Universal and rapid detection of atrazine and bisphenol A using a reusable optical fiber chemiluminescent biosensor

Timely and accurately detection of small molecule pollutants is quite necessary to control environmental pollution and reduce harmfulness. Herein, a reusable optical fiber chemiluminescent biosensor (ROFC) was proposed for universal and rapid detection of two representative pollutants, pesticide atrazine (ATZ) and endocrine disruptor bisphenol A (BPA). The optical fiber modified with hapten-protein conjugates was regarded as both bio-probe and chemiluminescence signal transmission element, which effectively improved the light transmission efficiency and signal-to-noise ratio of the system. High-sensitive chemiluminescence signal detec-tion is realized with a miniaturized ultrasensitive photodiode detector. Good regeneration performance of bio-probe can reduce detection cost and ensure detection reproducibility.
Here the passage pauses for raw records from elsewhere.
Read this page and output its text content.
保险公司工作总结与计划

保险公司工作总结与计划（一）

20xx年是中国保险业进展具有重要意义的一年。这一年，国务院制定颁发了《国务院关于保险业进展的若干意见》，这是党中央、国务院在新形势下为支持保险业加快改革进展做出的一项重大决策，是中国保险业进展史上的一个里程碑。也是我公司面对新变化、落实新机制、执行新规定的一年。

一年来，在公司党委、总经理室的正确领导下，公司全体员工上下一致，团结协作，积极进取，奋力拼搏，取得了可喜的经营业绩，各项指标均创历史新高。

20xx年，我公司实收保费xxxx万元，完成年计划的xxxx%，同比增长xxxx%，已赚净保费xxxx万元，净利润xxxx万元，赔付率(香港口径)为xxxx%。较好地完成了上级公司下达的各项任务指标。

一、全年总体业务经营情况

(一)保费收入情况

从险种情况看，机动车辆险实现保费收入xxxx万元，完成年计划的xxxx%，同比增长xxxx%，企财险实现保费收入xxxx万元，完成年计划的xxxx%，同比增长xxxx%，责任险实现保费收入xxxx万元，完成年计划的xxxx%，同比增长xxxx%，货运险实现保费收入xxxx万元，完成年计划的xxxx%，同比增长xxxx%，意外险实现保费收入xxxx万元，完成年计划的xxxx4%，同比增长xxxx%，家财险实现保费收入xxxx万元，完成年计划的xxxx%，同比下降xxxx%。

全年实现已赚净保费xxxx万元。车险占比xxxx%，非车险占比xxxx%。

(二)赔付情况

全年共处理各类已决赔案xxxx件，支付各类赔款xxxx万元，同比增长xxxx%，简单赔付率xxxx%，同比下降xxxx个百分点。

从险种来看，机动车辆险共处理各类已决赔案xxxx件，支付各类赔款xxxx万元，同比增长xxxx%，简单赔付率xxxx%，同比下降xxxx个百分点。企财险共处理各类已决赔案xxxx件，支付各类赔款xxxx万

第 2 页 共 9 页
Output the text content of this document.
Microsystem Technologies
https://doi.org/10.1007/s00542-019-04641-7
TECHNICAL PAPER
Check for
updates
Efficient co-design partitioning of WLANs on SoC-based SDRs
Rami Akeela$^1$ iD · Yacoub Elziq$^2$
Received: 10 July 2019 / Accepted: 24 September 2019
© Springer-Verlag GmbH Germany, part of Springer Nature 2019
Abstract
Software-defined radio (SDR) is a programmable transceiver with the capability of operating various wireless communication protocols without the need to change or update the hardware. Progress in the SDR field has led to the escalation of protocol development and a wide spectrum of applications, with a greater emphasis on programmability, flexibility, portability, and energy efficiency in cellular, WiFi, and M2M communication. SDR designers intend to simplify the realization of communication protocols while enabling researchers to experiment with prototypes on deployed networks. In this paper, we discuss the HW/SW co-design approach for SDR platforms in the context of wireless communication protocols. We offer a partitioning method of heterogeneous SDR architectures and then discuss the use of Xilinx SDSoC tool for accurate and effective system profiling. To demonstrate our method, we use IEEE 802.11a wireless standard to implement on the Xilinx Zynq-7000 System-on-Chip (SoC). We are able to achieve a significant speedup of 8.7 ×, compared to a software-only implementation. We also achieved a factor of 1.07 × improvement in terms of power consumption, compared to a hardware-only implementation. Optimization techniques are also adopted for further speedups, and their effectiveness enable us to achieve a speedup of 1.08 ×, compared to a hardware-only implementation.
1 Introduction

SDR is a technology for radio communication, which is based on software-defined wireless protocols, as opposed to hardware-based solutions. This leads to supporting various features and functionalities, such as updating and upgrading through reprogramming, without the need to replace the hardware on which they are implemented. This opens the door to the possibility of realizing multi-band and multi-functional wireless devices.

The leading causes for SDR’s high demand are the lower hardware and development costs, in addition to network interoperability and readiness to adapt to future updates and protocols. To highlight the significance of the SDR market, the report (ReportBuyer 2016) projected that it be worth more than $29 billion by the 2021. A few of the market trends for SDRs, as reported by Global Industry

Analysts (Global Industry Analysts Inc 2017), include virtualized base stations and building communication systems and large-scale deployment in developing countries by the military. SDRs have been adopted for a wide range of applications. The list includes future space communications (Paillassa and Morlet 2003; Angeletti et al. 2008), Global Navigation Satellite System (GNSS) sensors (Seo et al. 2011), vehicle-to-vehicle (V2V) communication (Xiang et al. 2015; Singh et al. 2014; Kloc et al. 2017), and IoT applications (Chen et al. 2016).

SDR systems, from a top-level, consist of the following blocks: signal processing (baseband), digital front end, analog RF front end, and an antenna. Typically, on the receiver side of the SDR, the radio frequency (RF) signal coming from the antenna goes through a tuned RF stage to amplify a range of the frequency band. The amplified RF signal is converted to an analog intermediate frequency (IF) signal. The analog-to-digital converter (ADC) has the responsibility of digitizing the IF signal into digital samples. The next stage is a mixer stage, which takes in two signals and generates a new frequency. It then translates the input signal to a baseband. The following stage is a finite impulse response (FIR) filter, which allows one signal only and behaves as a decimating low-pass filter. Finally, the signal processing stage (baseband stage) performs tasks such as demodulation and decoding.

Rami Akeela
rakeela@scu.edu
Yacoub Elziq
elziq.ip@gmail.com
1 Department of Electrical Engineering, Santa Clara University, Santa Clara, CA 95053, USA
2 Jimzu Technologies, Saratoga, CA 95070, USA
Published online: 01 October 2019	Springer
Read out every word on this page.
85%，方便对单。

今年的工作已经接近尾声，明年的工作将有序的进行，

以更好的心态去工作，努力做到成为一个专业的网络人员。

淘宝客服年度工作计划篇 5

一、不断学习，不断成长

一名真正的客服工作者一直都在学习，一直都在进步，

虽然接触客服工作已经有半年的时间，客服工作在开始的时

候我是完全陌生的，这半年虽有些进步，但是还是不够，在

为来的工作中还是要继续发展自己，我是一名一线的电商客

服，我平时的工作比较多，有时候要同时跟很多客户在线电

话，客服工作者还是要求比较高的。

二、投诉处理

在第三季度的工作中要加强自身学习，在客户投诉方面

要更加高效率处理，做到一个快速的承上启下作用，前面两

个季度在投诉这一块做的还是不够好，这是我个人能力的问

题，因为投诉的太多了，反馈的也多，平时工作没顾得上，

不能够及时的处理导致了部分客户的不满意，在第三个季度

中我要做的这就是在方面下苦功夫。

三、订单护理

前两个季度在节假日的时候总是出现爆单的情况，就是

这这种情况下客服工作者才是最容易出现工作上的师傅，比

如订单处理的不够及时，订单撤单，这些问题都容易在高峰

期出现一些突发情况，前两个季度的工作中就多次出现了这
Based on indirect competitive immuno-assay principle, the chemiluminescence signal decreased with increasing pollutant concentration resulting from the less amount of antibody combined on the bio-probe surface. Under optimal conditions, the whole assay was achieved within 25 min with linear range of 1-100 mu g/L and detection limits (LOD) for atrazine and BPA are 0.029 mu g/L and 0.025 mu g/L, respectively. The immunosensing optical fiber probe can be reused for 150 times at least without losing obvious bioactivity. The method was successfully applied to the detection of ATZ and BPA in three environmental samples, where recoveries between 93.4% and 116.6% were achieved. The ROFC biosensor provides a feasible platform for rapid detection of multiple small molecule pollutants in the environment.

Automated summary

In this study, a reusable optical fiber chemiluminescent biosensor (ROFC) was developed for the rapid detection of pesticide atrazine (ATZ) and endocrine disruptor bisphenol A (BPA). The biosensor utilized a modified optical fiber as both a bio-probe and a chemiluminescence signal transmission element, enabling improved detection efficiency. The chemiluminescence signal was detected using a miniaturized ultrasensitive photodiode detector. The ROFC biosensor showed high sensitivity with short detection time and low detection limits for ATZ and BPA.